Comment 4 Paul Floyd 2023-09-25 05:45:23 UTC

Created attachment 245205 [details]
patch for notype functions

Fixes lookup for functions with notype and 0 size.

Comment 5 Paul Floyd 2023-09-25 06:42:09 UTC

In the end two changes are required. There's the patch that I just uploaded that fixes the problem with notype functions.

The other thing is that I needed to build Valgrind with -fno-omit-frame-pointer. From what I've seen most functions _are_ using the frame pointer. I need to do a bit more work to see if I can just tweak a few things to get the base pointer used everywhere.
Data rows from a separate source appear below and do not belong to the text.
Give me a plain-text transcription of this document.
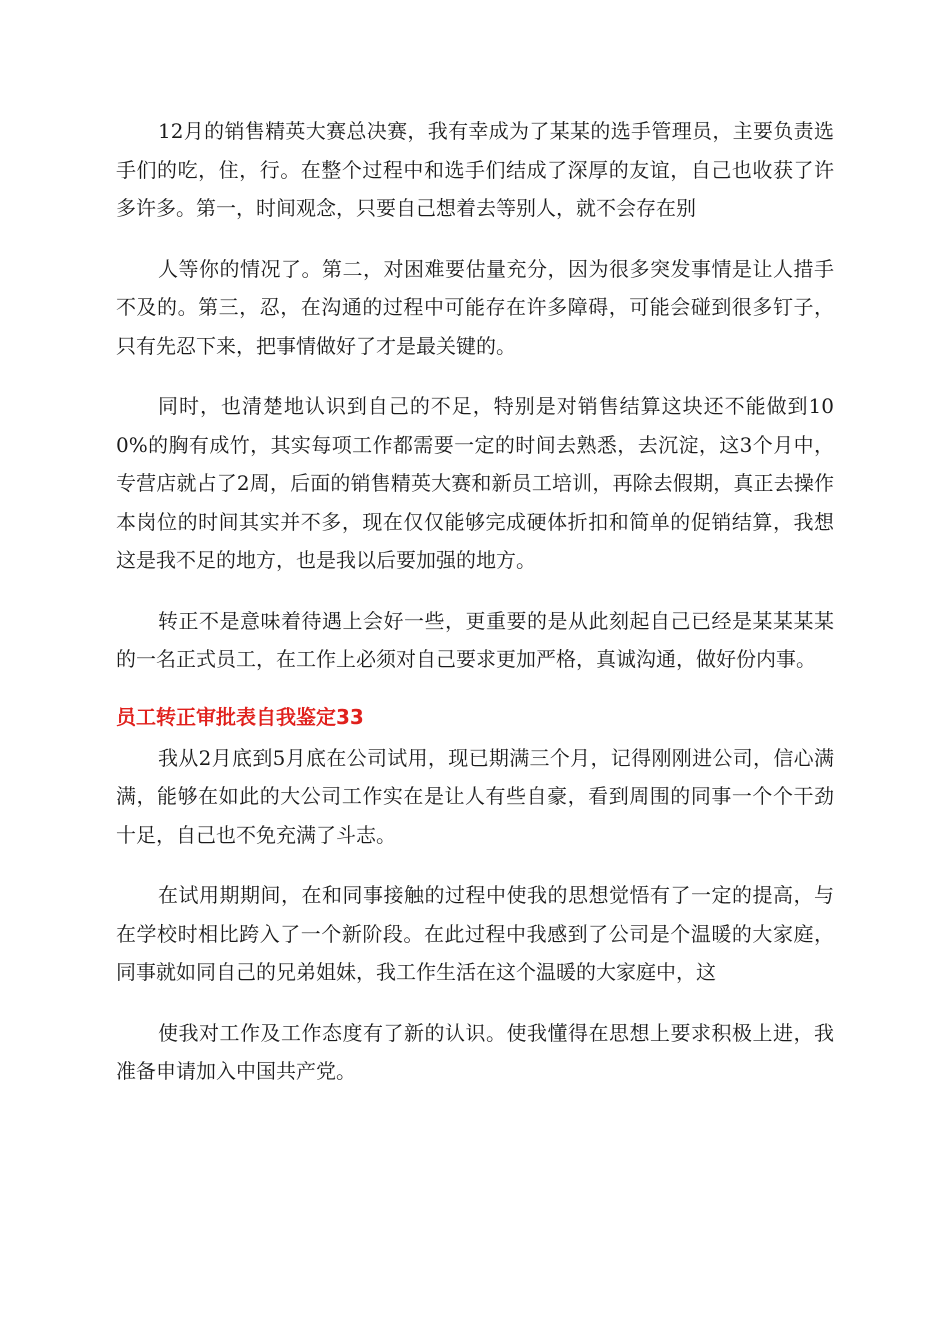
12月的销售精英大赛总决赛，我有幸成为了某某的选手管理员，主要负责选手们的吃，住，行。在整个过程中和选手们结成了深厚的友谊，自己也收获了许多许多。第一，时间观念，只要自己想着去等别人，就不会存在别

人等你的情况了。第二，对困难要估量充分，因为很多突发事情是让人措手不及的。第三，忍，在沟通的过程中可能存在许多障碍，可能会碰到很多钉子，只有先忍下来，把事情做好了才是最关键的。

同时，也清楚地认识到自己的不足，特别是对销售结算这块还不能做到100%的胸有成竹，其实每项工作都需要一定的时间去熟悉，去沉淀，这3个月中，专营店就占了2周，后面的销售精英大赛和新员工培训，再除去假期，真正去操作本岗位的时间其实并不多，现在仅仅能够完成硬体折扣和简单的促销结算，我想这是我不足的地方，也是我以后要加强的地方。

转正不是意味着待遇上会好一些，更重要的是从此刻起自己已经是某某某某的一名正式员工，在工作上必须对自己要求更加严格，真诚沟通，做好份内事。

员工转正审批表自我鉴定33

我从2月底到5月底在公司试用，现已期满三个月，记得刚刚进公司，信心满满，能够在如此的大公司工作实在是让人有些自豪，看到周围的同事一个个干劲十足，自己也不免充满了斗志。

在试用期期间，在和同事接触的过程中使我的思想觉悟有了一定的提高，与在学校时相比跨入了一个新阶段。在此过程中我感到了公司是个温暖的大家庭，同事就如同自己的兄弟姐妹，我工作生活在这个温暖的大家庭中，这

使我对工作及工作态度有了新的认识。使我懂得在思想上要求积极上进，我准备申请加入中国共产党。
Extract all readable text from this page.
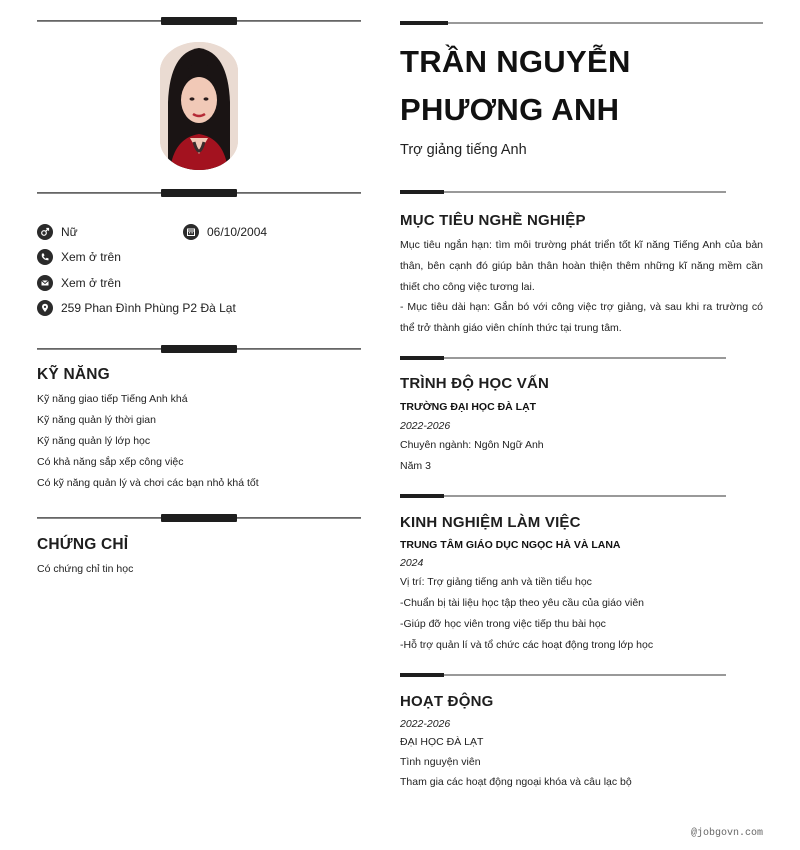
Nữ	06/10/2004
Xem ở trên
Xem ở trên
259 Phan Đình Phùng P2 Đà Lạt
KỸ NĂNG
Kỹ năng giao tiếp Tiếng Anh khá
Kỹ năng quản lý thời gian
Kỹ năng quản lý lớp học
Có khả năng sắp xếp công việc
Có kỹ năng quản lý và chơi các bạn nhỏ khá tốt
CHỨNG CHỈ
Có chứng chỉ tin học
TRẦN NGUYỄN
PHƯƠNG ANH
Trợ giảng tiếng Anh
MỤC TIÊU NGHỀ NGHIỆP
Mục tiêu ngắn hạn: tìm môi trường phát triển tốt kĩ năng Tiếng Anh của bản thân, bên cạnh đó giúp bản thân hoàn thiện thêm những kĩ năng mềm cần thiết cho công việc tương lai.
- Mục tiêu dài hạn: Gắn bó với công việc trợ giảng, và sau khi ra trường có thể trở thành giáo viên chính thức tại trung tâm.
TRÌNH ĐỘ HỌC VẤN
TRƯỜNG ĐẠI HỌC ĐÀ LẠT
2022-2026
Chuyên ngành: Ngôn Ngữ Anh
Năm 3
KINH NGHIỆM LÀM VIỆC
TRUNG TÂM GIÁO DỤC NGỌC HÀ VÀ LANA
2024
Vị trí: Trợ giảng tiếng anh và tiền tiểu học
-Chuẩn bị tài liệu học tập theo yêu cầu của giáo viên
-Giúp đỡ học viên trong việc tiếp thu bài học
-Hỗ trợ quản lí và tổ chức các hoạt động trong lớp học
HOẠT ĐỘNG
2022-2026
ĐẠI HỌC ĐÀ LẠT
Tình nguyện viên
Tham gia các hoạt động ngoại khóa và câu lạc bộ
@jobgovn.com
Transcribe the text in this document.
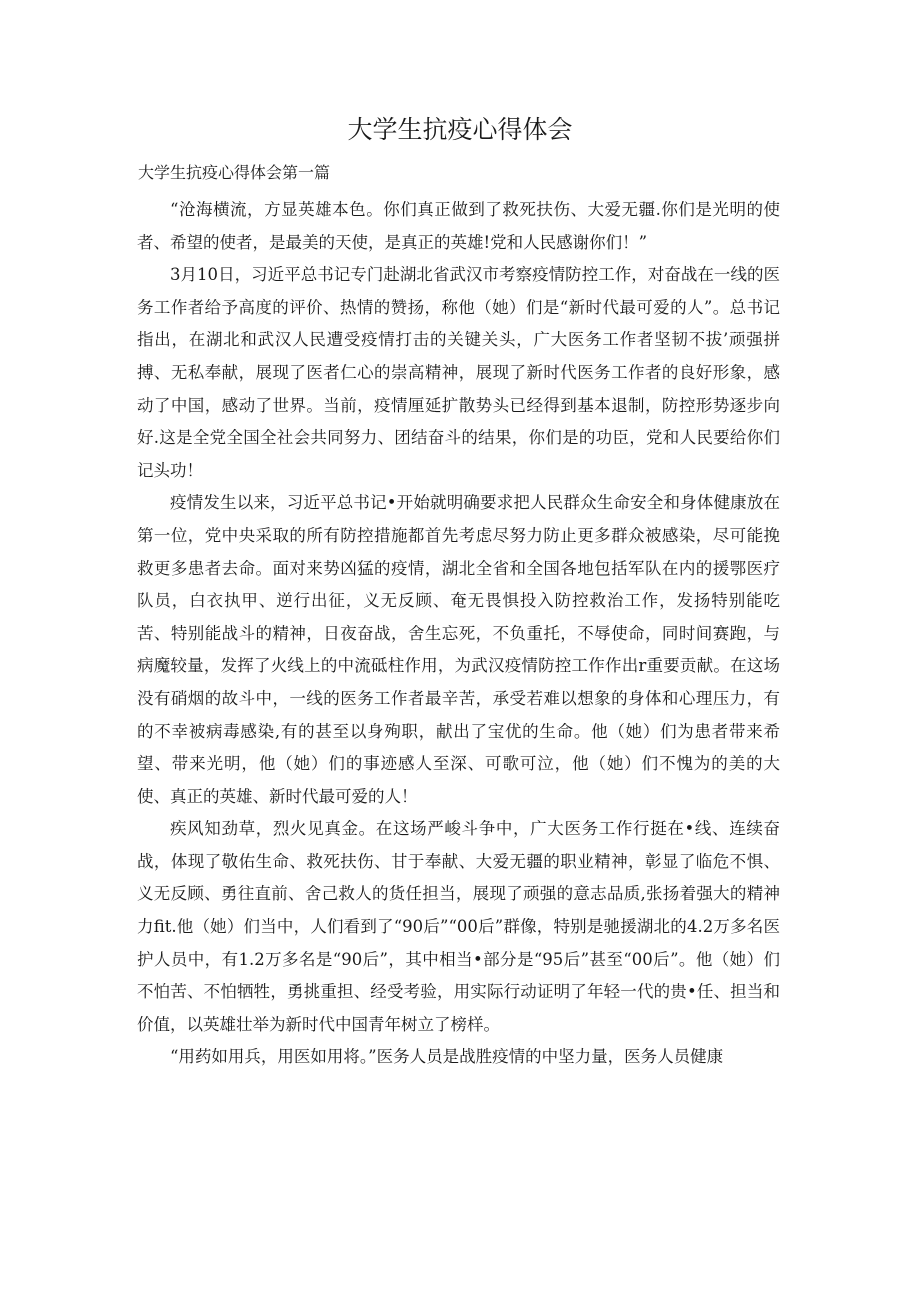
大学生抗疫心得体会
大学生抗疫心得体会第一篇

“沧海横流，方显英雄本色。你们真正做到了救死扶伤、大爱无疆.你们是光明的使者、希望的使者，是最美的天使，是真正的英雄!党和人民感谢你们！”

3月10日，习近平总书记专门赴湖北省武汉市考察疫情防控工作，对奋战在一线的医务工作者给予高度的评价、热情的赞扬，称他（她）们是“新时代最可爱的人”。总书记指出，在湖北和武汉人民遭受疫情打击的关键关头，广大医务工作者坚韧不拔’顽强拼搏、无私奉献，展现了医者仁心的崇高精神，展现了新时代医务工作者的良好形象，感动了中国，感动了世界。当前，疫情厘延扩散势头已经得到基本退制，防控形势逐步向好.这是全党全国全社会共同努力、团结奋斗的结果，你们是的功臣，党和人民要给你们记头功！

疫情发生以来，习近平总书记•开始就明确要求把人民群众生命安全和身体健康放在第一位，党中央采取的所有防控措施都首先考虑尽努力防止更多群众被感染，尽可能挽救更多患者去命。面对来势凶猛的疫情，湖北全省和全国各地包括军队在内的援鄂医疗队员，白衣执甲、逆行出征，义无反顾、奄无畏惧投入防控救治工作，发扬特别能吃苦、特别能战斗的精神，日夜奋战，舍生忘死，不负重托，不辱使命，同时间赛跑，与病魔较量，发挥了火线上的中流砥柱作用，为武汉疫情防控工作作出r重要贡献。在这场没有硝烟的故斗中，一线的医务工作者最辛苦，承受若难以想象的身体和心理压力，有的不幸被病毒感染,有的甚至以身殉职，献出了宝优的生命。他（她）们为患者带来希望、带来光明，他（她）们的事迹感人至深、可歌可泣，他（她）们不愧为的美的大使、真正的英雄、新时代最可爱的人！

疾风知劲草，烈火见真金。在这场严峻斗争中，广大医务工作行挺在•线、连续奋战，体现了敬佑生命、救死扶伤、甘于奉献、大爱无疆的职业精神，彰显了临危不惧、义无反顾、勇往直前、舍己救人的货任担当，展现了顽强的意志品质,张扬着强大的精神力fit.他（她）们当中，人们看到了“90后”“00后”群像，特别是驰援湖北的4.2万多名医护人员中，有1.2万多名是“90后”，其中相当•部分是“95后”甚至“00后”。他（她）们不怕苦、不怕牺牲，勇挑重担、经受考验，用实际行动证明了年轻一代的贵•任、担当和价值，以英雄壮举为新时代中国青年树立了榜样。

“用药如用兵，用医如用将。”医务人员是战胜疫情的中坚力量，医务人员健康
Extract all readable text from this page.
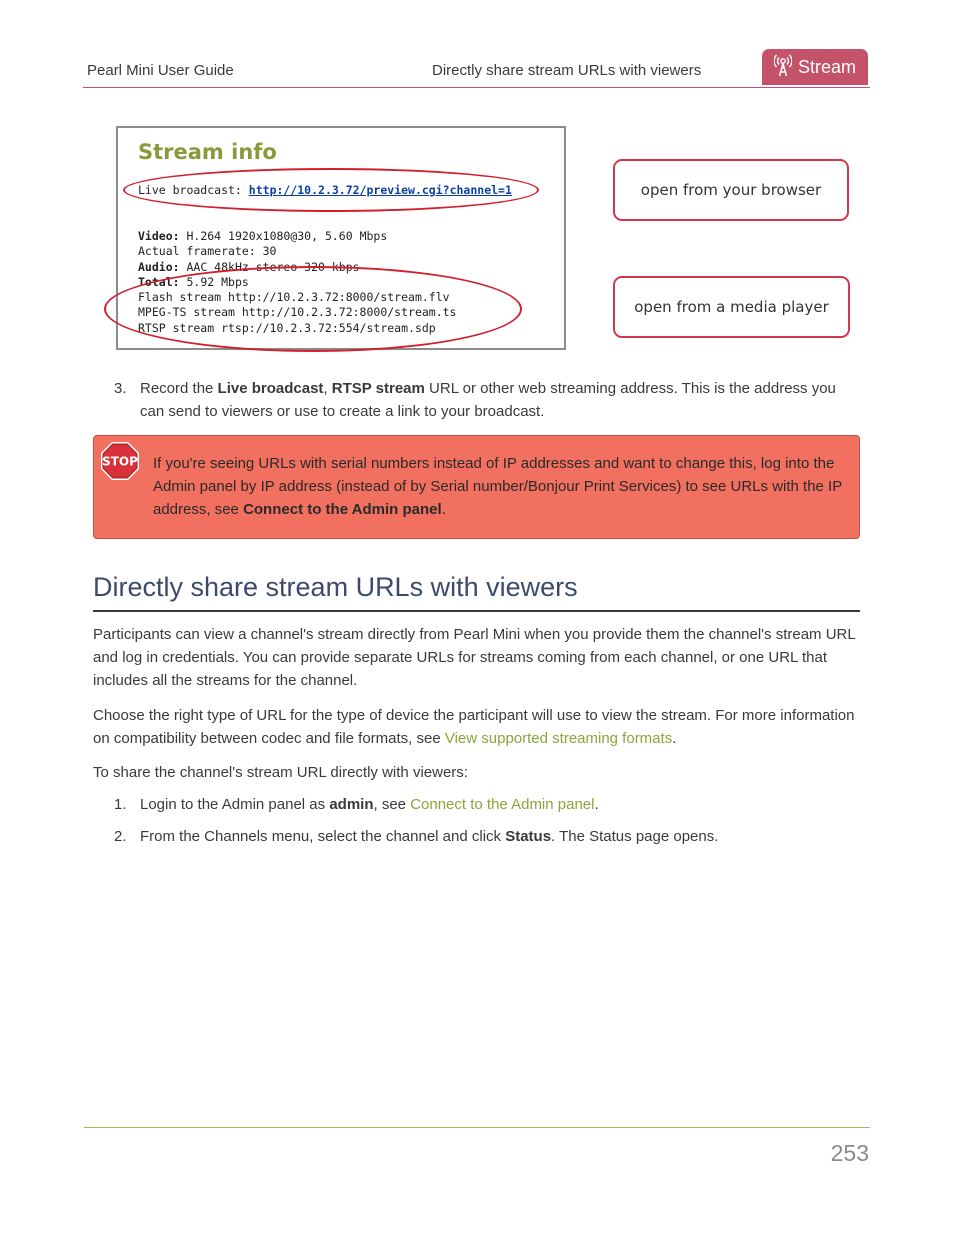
Pearl Mini User Guide	Directly share stream URLs with viewers	Stream
Stream info
Live broadcast: http://10.2.3.72/preview.cgi?channel=1
Video: H.264 1920x1080@30, 5.60 Mbps
Actual framerate: 30
Audio: AAC 48kHz stereo 320 kbps
Total: 5.92 Mbps
Flash stream http://10.2.3.72:8000/stream.flv
MPEG-TS stream http://10.2.3.72:8000/stream.ts
RTSP stream rtsp://10.2.3.72:554/stream.sdp
open from your browser
open from a media player
3. Record the Live broadcast, RTSP stream URL or other web streaming address. This is the address you can send to viewers or use to create a link to your broadcast.
STOP If you're seeing URLs with serial numbers instead of IP addresses and want to change this, log into the Admin panel by IP address (instead of by Serial number/Bonjour Print Services) to see URLs with the IP address, see Connect to the Admin panel.
Directly share stream URLs with viewers
Participants can view a channel's stream directly from Pearl Mini when you provide them the channel's stream URL and log in credentials. You can provide separate URLs for streams coming from each channel, or one URL that includes all the streams for the channel.
Choose the right type of URL for the type of device the participant will use to view the stream. For more information on compatibility between codec and file formats, see View supported streaming formats.
To share the channel's stream URL directly with viewers:
1. Login to the Admin panel as admin, see Connect to the Admin panel.
2. From the Channels menu, select the channel and click Status. The Status page opens.
253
Yesterday I stumbled across the bstack package when looking to see if there is a FreeBSD version of gstack. Using that is probably the best solution. pstack is not doing a great job of reinventing the wheel, plus upstream pstack seems unmaintained (no changes in 11 years).

Comment 6 Fernando Apesteguía freebsd_committer

2023-10-02 06:55:00 UTC

Hi Paul,

I think this patch should be reported upstream since it is not a FreeBSD *port* issue per se. What do you think?

Comment 7 Paul Floyd 2023-10-02 08:12:51 UTC

(In reply to Fernando Apesteguía from comment #6)

Yes, but the upstream repo hasn't changed for 11 years:
https://github.com/z0nt/pstack

I'll try a pull request, but I'm not hopeful.

It's not a big issue, "bstack" works much better and I'll be using that from now on. I was only using pstack because I have a lot of Solaris baggage.